Sy-FAR: Symmetry-based Fair Adversarial Robustness
This addresses fairness and security issues in critical applications like face recognition, though it is incremental as it builds on prior work by shifting from perfect fairness to symmetry.
The paper tackles the problem of unfair adversarial robustness in machine learning systems, where attacks are easier on certain classes, by proposing Sy-FAR, a method to encourage symmetry in attack success between classes, and shows it significantly improves fair adversarial robustness compared to state-of-the-art methods across five datasets and three model architectures.

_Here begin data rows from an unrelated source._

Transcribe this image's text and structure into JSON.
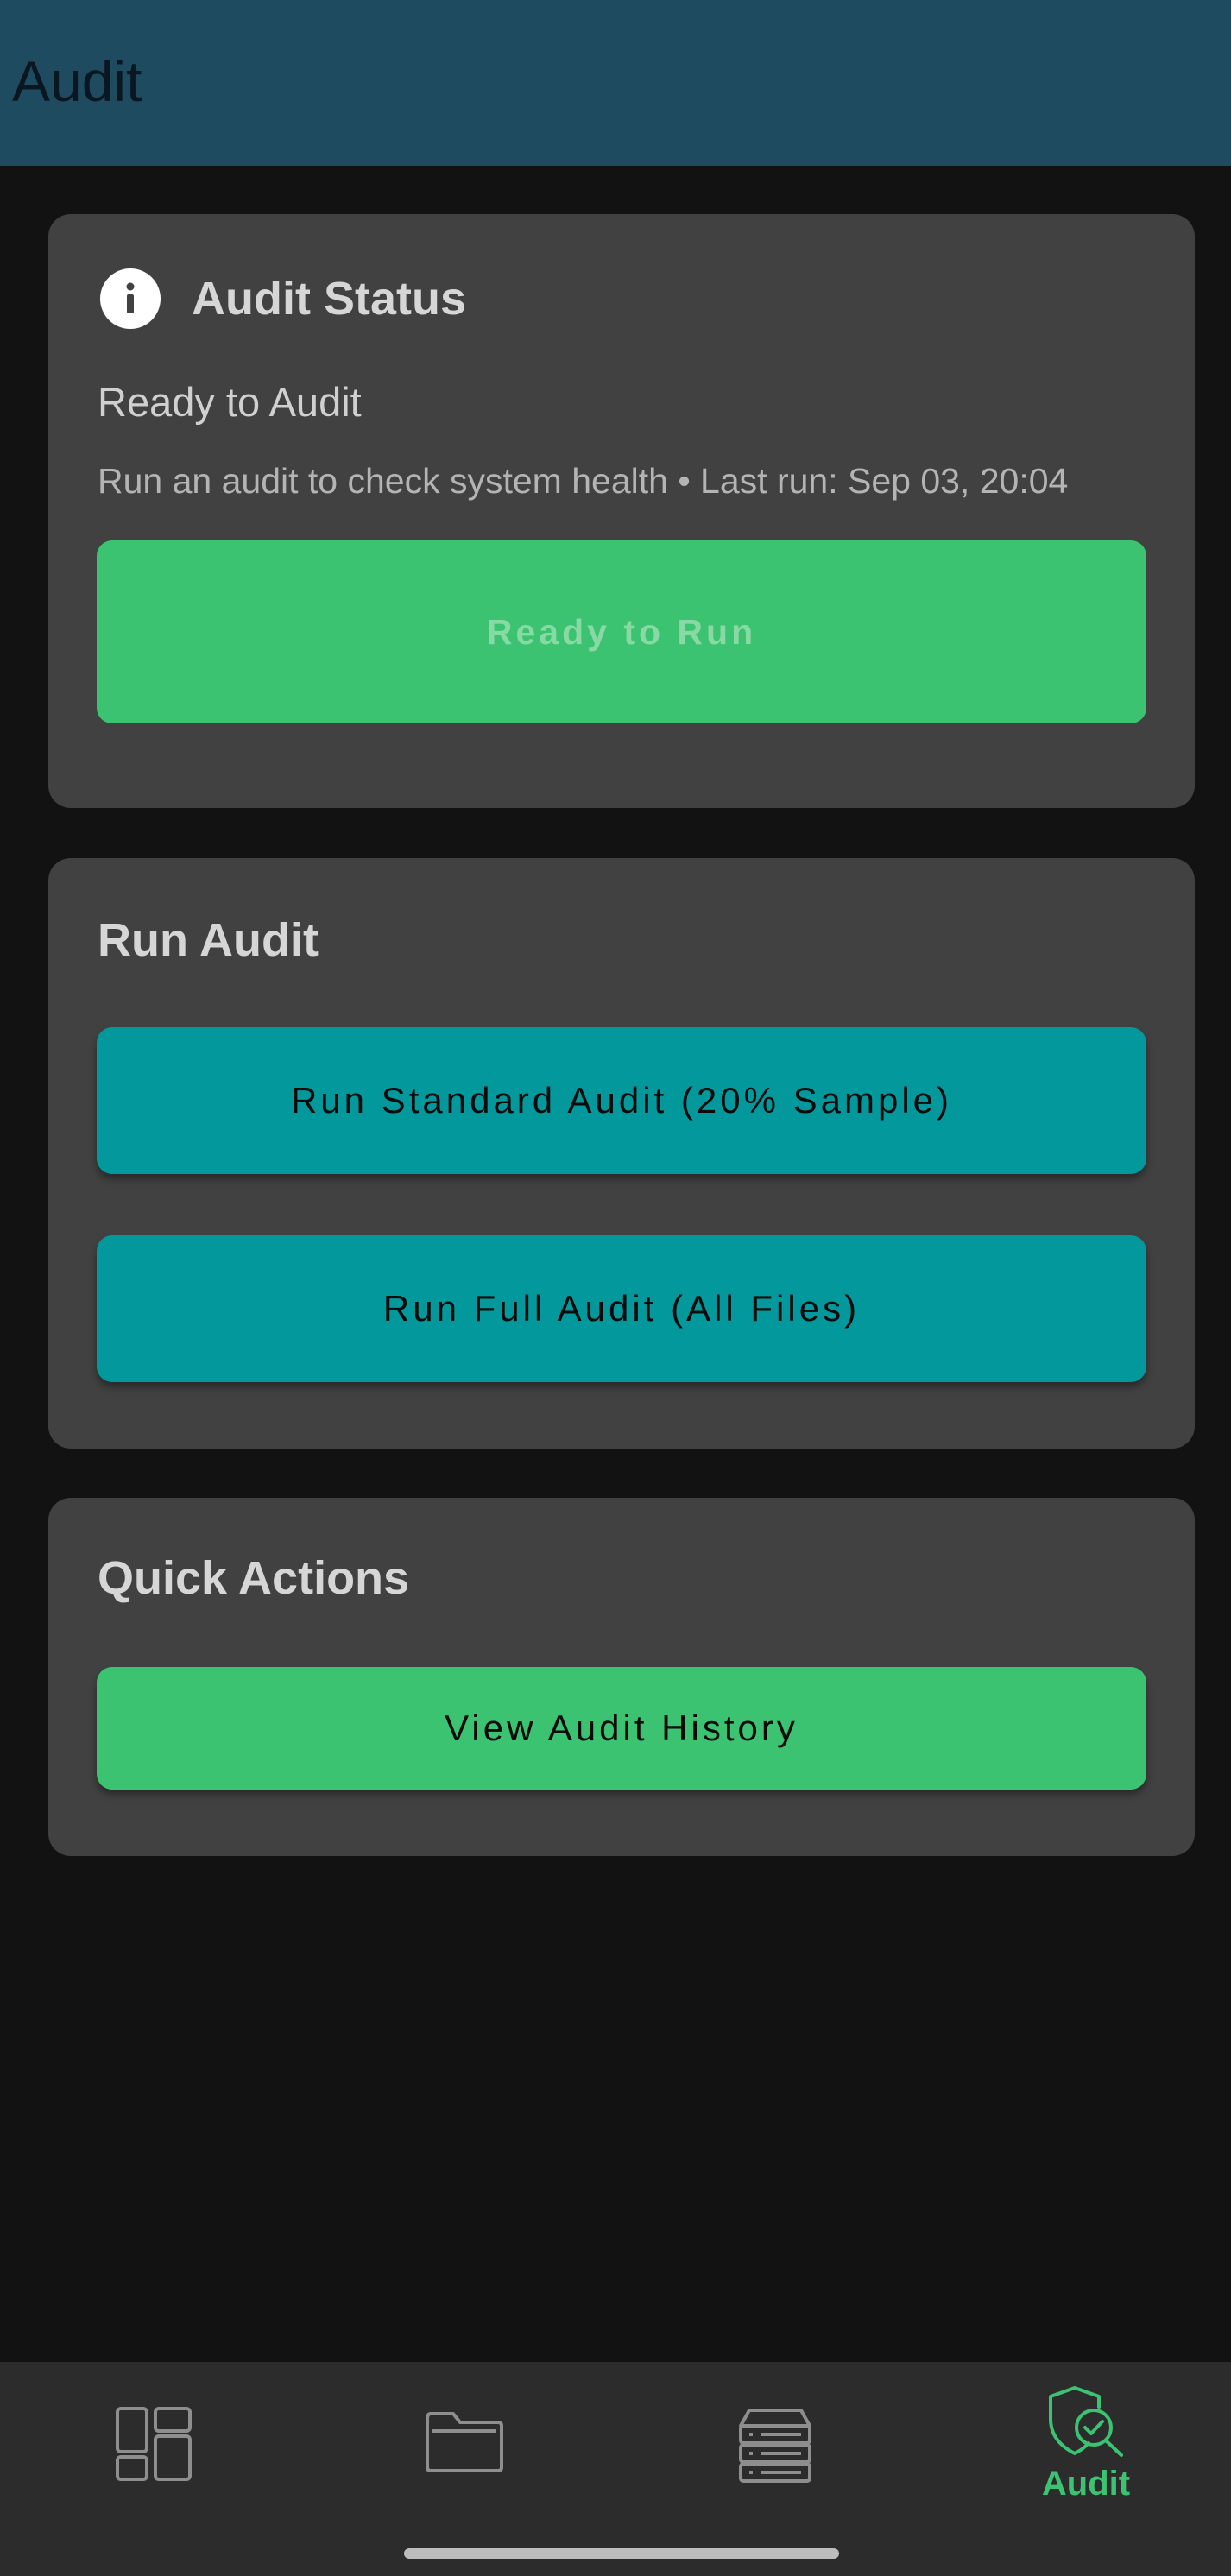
{
  "appbar": {
    "title": "Audit"
  },
  "status_card": {
    "icon": "info-icon",
    "title": "Audit Status",
    "subtitle": "Ready to Audit",
    "description": "Run an audit to check system health • Last run: Sep 03, 20:04",
    "button_label": "Ready to Run"
  },
  "run_card": {
    "title": "Run Audit",
    "standard_label": "Run Standard Audit (20% Sample)",
    "full_label": "Run Full Audit (All Files)"
  },
  "quick_card": {
    "title": "Quick Actions",
    "history_label": "View Audit History"
  },
  "bottom_nav": {
    "items": [
      {
        "icon": "dashboard-icon",
        "label": ""
      },
      {
        "icon": "folder-icon",
        "label": ""
      },
      {
        "icon": "storage-icon",
        "label": ""
      },
      {
        "icon": "audit-shield-icon",
        "label": "Audit",
        "active": true
      }
    ]
  },
  "colors": {
    "appbar": "#1f4b60",
    "background": "#121212",
    "card": "#414141",
    "green": "#3cc371",
    "teal": "#03989b",
    "nav_background": "#2c2c2c"
  }
}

Security-critical machine-learning (ML) systems, such as face-recognition systems, are susceptible to adversarial examples, including real-world physically realizable attacks. Various means to boost ML's adversarial robustness have been proposed; however, they typically induce unfair robustness: It is often easier to attack from certain classes or groups than from others. Several techniques have been developed to improve adversarial robustness while seeking perfect fairness between classes. Yet, prior work has focused on settings where security and fairness are less critical. Our insight is that achieving perfect parity in realistic fairness-critical tasks, such as face recognition, is often infeasible -- some classes may be highly similar, leading to more misclassifications between them. Instead, we suggest that seeking symmetry -- i.e., attacks from class $i$ to $j$ would be as successful as from $j$ to $i$ -- is more tractable. Intuitively, symmetry is a desirable because class resemblance is a symmetric relation in most domains. Additionally, as we prove theoretically, symmetry between individuals induces symmetry between any set of sub-groups, in contrast to other fairness notions where group-fairness is often elusive. We develop Sy-FAR, a technique to encourage symmetry while also optimizing adversarial robustness and extensively evaluate it using five datasets, with three model architectures, including against targeted and untargeted realistic attacks. The results show Sy-FAR significantly improves fair adversarial robustness compared to state-of-the-art methods. Moreover, we find that Sy-FAR is faster and more consistent across runs. Notably, Sy-FAR also ameliorates another type of unfairness we discover in this work -- target classes that adversarial examples are likely to be classified into become significantly less vulnerable after inducing symmetry.